New York Criminal Lawyer Scott Greenfield, always on the ball, brings us news out of Texas:
In Collin County (criminal-defense lawyers’ Thunderdome), criminal-defense lawyer Chris Hoover, faced with a judge who refused to recuse himself or to refer the recusal motion to the presiding judge (as required by statute), deliberately refused to participate in his client’s trial.
Chris moved for a continuance (denied); he announced “not ready”; he didn’t enter a plea; he didn’t make an opening statement; he didn’t cross-examine a single witness; he didn’t make a single objection; he didn’t offer a defense. The court announced that the defense rested, and then recessed for the day (at 1:00 in the afternoon). During the recess, Chris moved for a continuance based on the absence of an expert witness, but didn’t get a ruling on the motion. He moved for a directed verdict (denied). The trial court offered him the chance to reopen the evidence, and Chris declined, explaining that he was still not ready. The jury convicted Chris’s client and the judge discharged the jury. The judge set punishment at 90 days in jail, probated the sentence, and Chris pointed out: “At one time you pronounced the sentence at ninety days confinement, probated for two years. And then you said ninety days, probated for eighteen months.”
On direct appeal, Texas’s Fifth Court of Appeals didn’t see any problem with Chris’s client being convicted this way:
Although defense counsel at various times stated he was ‘not ready,’ ‘unprepared,’ and ‘could not effectively represent his client,’ appellant points to no specific errors of counsel that prejudiced appellant, except for the lack of cross-examination. Often, [however,] the decision to not cross-examine a witness is the result of wisdom acquired by experience in the combat of trial.
Moreover, on the second day of trial, defense counsel did participate. Counsel moved for an instructed verdict due to the State’s failure to carry its burden of proof. He cited cases to the court and provided the court with copies of those cases. Counsel also pointed out to the trial court its mistake in sentencing which would have adversely affected his client. In light of the evidence against his client for which he may have had no defense, notwithstanding his comments, defense counsel’s actions could have been the product of a reasonable tactical judgment. Without a fully developed record, we could only speculate as to counsel’s strategy. This we refuse to do.
Chris’s client filed a petition for discretionary review to the Court of Criminal Appeals (Texas’s highest criminal court) with the help of a lawyer to whom Chris had referred him.
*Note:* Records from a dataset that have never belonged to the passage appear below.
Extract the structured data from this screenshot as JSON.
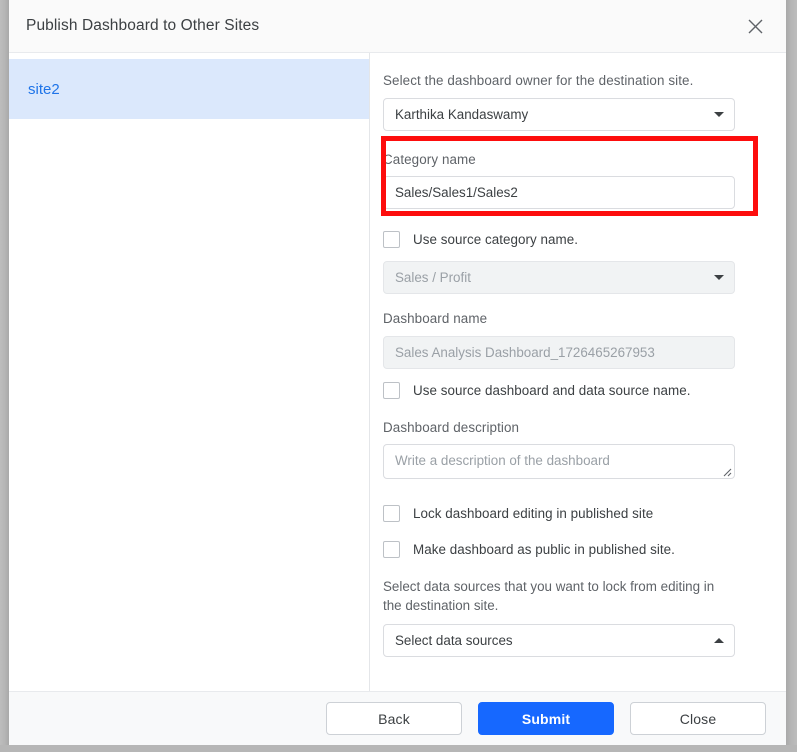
{
  "dialog": {
    "title": "Publish Dashboard to Other Sites",
    "close_icon": "close-icon"
  },
  "sidebar": {
    "items": [
      {
        "label": "site2",
        "selected": true
      }
    ]
  },
  "form": {
    "owner": {
      "label": "Select the dashboard owner for the destination site.",
      "value": "Karthika Kandaswamy",
      "caret_icon": "chevron-down-icon"
    },
    "category": {
      "label": "Category name",
      "value": "Sales/Sales1/Sales2",
      "highlighted": true,
      "highlight_color": "#fd0d0d"
    },
    "use_source_category": {
      "label": "Use source category name.",
      "checked": false
    },
    "category_select": {
      "placeholder": "Sales / Profit",
      "caret_icon": "chevron-down-icon",
      "disabled": true
    },
    "dashboard_name": {
      "label": "Dashboard name",
      "value": "Sales Analysis Dashboard_1726465267953",
      "disabled": true
    },
    "use_source_dashboard": {
      "label": "Use source dashboard and data source name.",
      "checked": false
    },
    "dashboard_description": {
      "label": "Dashboard description",
      "placeholder": "Write a description of the dashboard",
      "value": "",
      "resize_icon": "resize-grip-icon"
    },
    "lock_editing": {
      "label": "Lock dashboard editing in published site",
      "checked": false
    },
    "make_public": {
      "label": "Make dashboard as public in published site.",
      "checked": false
    },
    "data_sources": {
      "label": "Select data sources that you want to lock from editing in the destination site.",
      "placeholder": "Select data sources",
      "caret_icon": "chevron-up-icon",
      "expanded": true
    }
  },
  "footer": {
    "back_label": "Back",
    "submit_label": "Submit",
    "close_label": "Close",
    "primary_color": "#1668ff"
  }
}
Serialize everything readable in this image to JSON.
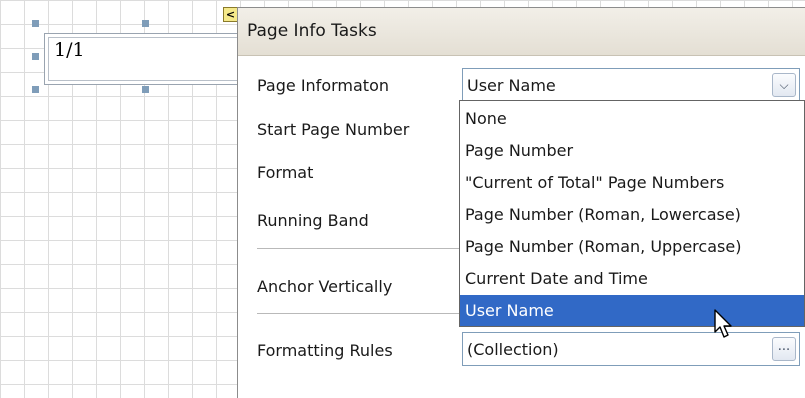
{
  "surface": {
    "control_text": "1/1",
    "smart_tag_glyph": "<"
  },
  "panel": {
    "title": "Page Info Tasks",
    "labels": {
      "page_information": "Page Informaton",
      "start_page_number": "Start Page Number",
      "format": "Format",
      "running_band": "Running Band",
      "anchor_vertically": "Anchor Vertically",
      "formatting_rules": "Formatting Rules"
    },
    "page_information_value": "User Name",
    "formatting_rules_value": "(Collection)",
    "ellipsis": "..."
  },
  "dropdown": {
    "options": [
      "None",
      "Page Number",
      "\"Current of Total\" Page Numbers",
      "Page Number (Roman, Lowercase)",
      "Page Number (Roman, Uppercase)",
      "Current Date and Time",
      "User Name"
    ],
    "selected": "User Name"
  },
  "colors": {
    "selection": "#3169c6",
    "title_bar": "#ece9e0",
    "handle": "#7f9db9",
    "smart_tag": "#f5e98a"
  }
}
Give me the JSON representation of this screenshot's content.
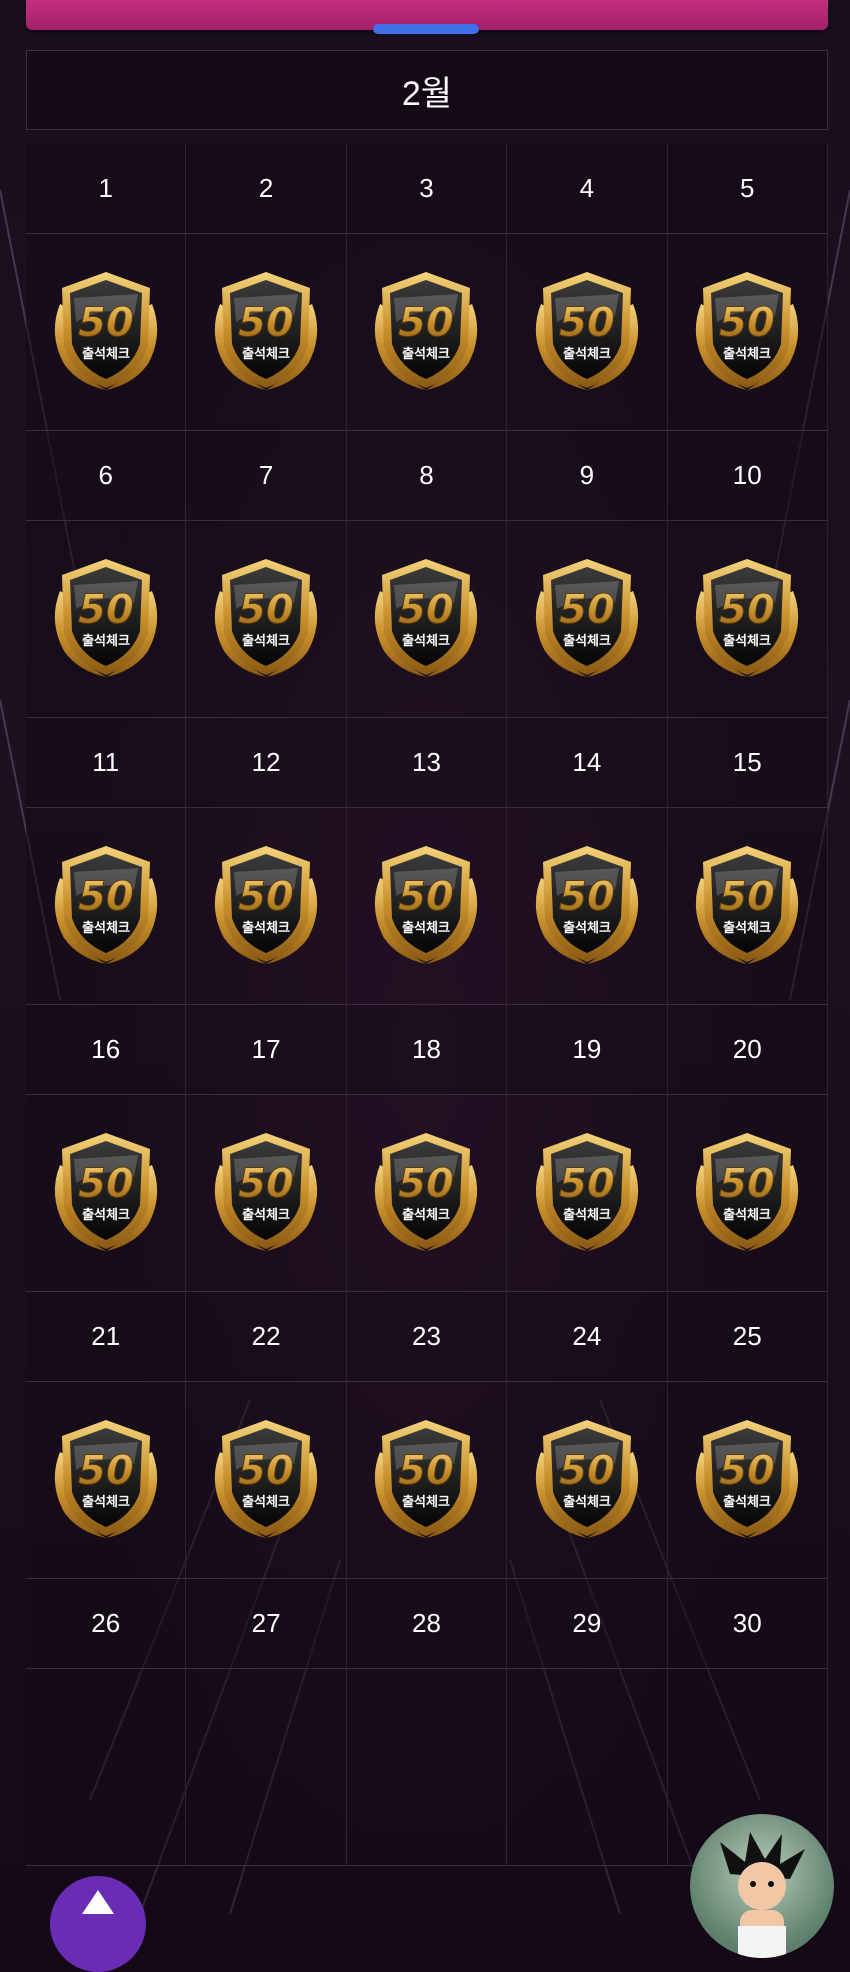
{
  "calendar": {
    "month_label": "2월",
    "badge": {
      "value": "50",
      "label": "출석체크",
      "icon": "attendance-badge-icon",
      "colors": {
        "gold": "#d9a63a",
        "dark": "#111111"
      }
    },
    "weeks": [
      {
        "days": [
          "1",
          "2",
          "3",
          "4",
          "5"
        ],
        "stamped": [
          true,
          true,
          true,
          true,
          true
        ]
      },
      {
        "days": [
          "6",
          "7",
          "8",
          "9",
          "10"
        ],
        "stamped": [
          true,
          true,
          true,
          true,
          true
        ]
      },
      {
        "days": [
          "11",
          "12",
          "13",
          "14",
          "15"
        ],
        "stamped": [
          true,
          true,
          true,
          true,
          true
        ]
      },
      {
        "days": [
          "16",
          "17",
          "18",
          "19",
          "20"
        ],
        "stamped": [
          true,
          true,
          true,
          true,
          true
        ]
      },
      {
        "days": [
          "21",
          "22",
          "23",
          "24",
          "25"
        ],
        "stamped": [
          true,
          true,
          true,
          true,
          true
        ]
      },
      {
        "days": [
          "26",
          "27",
          "28",
          "29",
          "30"
        ],
        "stamped": [
          false,
          false,
          false,
          false,
          false
        ]
      }
    ]
  },
  "controls": {
    "scroll_top_icon": "arrow-up-icon",
    "avatar_icon": "character-avatar"
  },
  "theme": {
    "accent_bar": "#c42f82",
    "handle": "#3f70e8",
    "scroll_button": "#6a2bb5"
  }
}
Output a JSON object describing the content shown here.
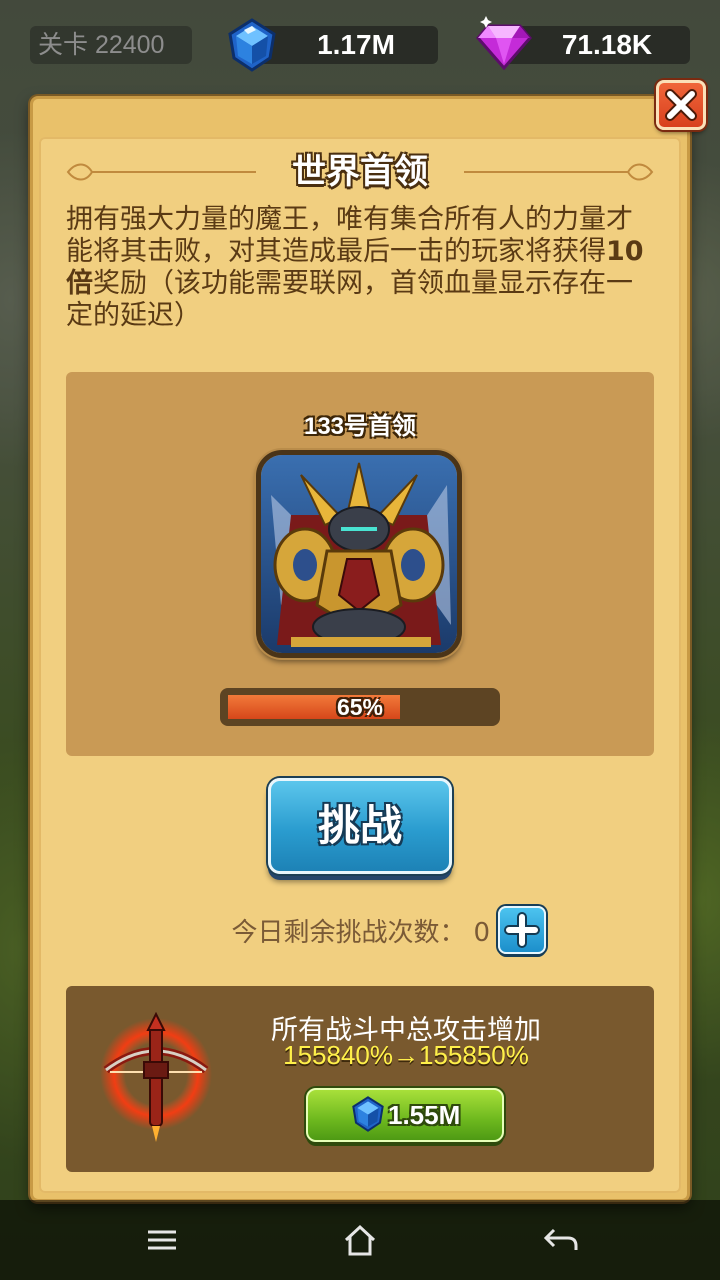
{
  "hud": {
    "level_label": "关卡 22400",
    "blue_gems": "1.17M",
    "pink_gems": "71.18K"
  },
  "dialog": {
    "title": "世界首领",
    "description_part1": "拥有强大力量的魔王，唯有集合所有人的力量才能将其击败，对其造成最后一击的玩家将获得",
    "description_bold": "10倍",
    "description_part2": "奖励（该功能需要联网，首领血量显示存在一定的延迟）",
    "boss": {
      "name": "133号首领",
      "health_percent": 65,
      "health_label": "65%"
    },
    "challenge_button": "挑战",
    "remaining_label": "今日剩余挑战次数：",
    "remaining_count": "0",
    "upgrade": {
      "title": "所有战斗中总攻击增加",
      "values": "155840%→155850%",
      "cost": "1.55M"
    }
  },
  "icons": {
    "close": "close-icon",
    "blue_gem": "blue-gem-icon",
    "pink_gem": "pink-gem-icon",
    "plus": "plus-icon",
    "weapon": "crossbow-icon",
    "nav_menu": "menu-icon",
    "nav_home": "home-icon",
    "nav_back": "back-icon"
  },
  "colors": {
    "dialog_bg": "#f1cf80",
    "boss_panel": "#c99a55",
    "upgrade_panel": "#79592e",
    "health_bar": "#e0572a",
    "challenge_button": "#2a9ccf",
    "cost_button": "#6db81e",
    "upgrade_values": "#fff04a"
  }
}
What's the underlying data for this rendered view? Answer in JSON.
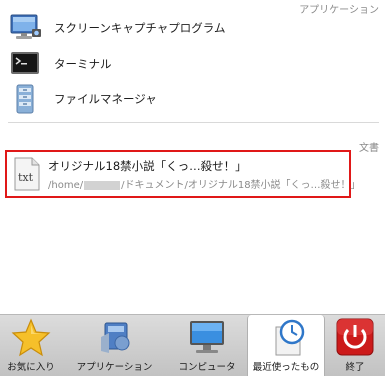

The Court of Criminal Appeals found Chris ineffective (opinion — Judge Keller dissented) resuming prejudice under U.S. v. Cronic because Chris entirely failed to subject the prosecution’s case to meaningful adversarial testing so that there was a constructive denial of the assistance of counsel altogethe.:
By his refusal to participate, defense counsel abandoned his role as advocate for the defense and caused the trial to lose its character as a confrontation between adversaries. Prejudice to the defense is legally presumed.
. . . .
We are not persuaded by the State’s argument that holding as we do today will encourage other defense counsel to engage in the conduct condemned. Under the Disciplinary Rules of Professional Conduct, every defense counsel owes to his client his zealousness, competence, and diligence. A defense counsel failing in those obligations opens himself up to disciplinary proceedings as well as a civil suit for malpractice. Furthermore, a trial court can meet the threat of attorney non-participation by ascertaining whether the defendant understands the implications and probable consequences of his counsel’s conduct and whether the defendant is knowingly, intelligently, and voluntarily waiving his right to the effective assistance of counsel.
We sustain appellant’s grounds for review, reverse the judgment of the court of appeals, and remand the case to the trial court for further proceedings consistent with this opinion.
Chris’s client gets a new trial, but all is not champagne and roses for Chris:
We also direct the Clerk of this Court to send a copy of this opinion to the Office of the Chief Disciplinary Counsel of the State Bar of Texas, so that officials therein may begin such investigation and take such action as they may deem appropriate.
The Collin County DA doesn’t see it this way (New York Lawyer article – free but registration required), the courts don’t see it this way, and the State Bar probably won’t see it that way, but by sticking his own neck out to stop the train when he thought his client was being railroaded, Chris acted in the highest traditions of the criminal defense bar.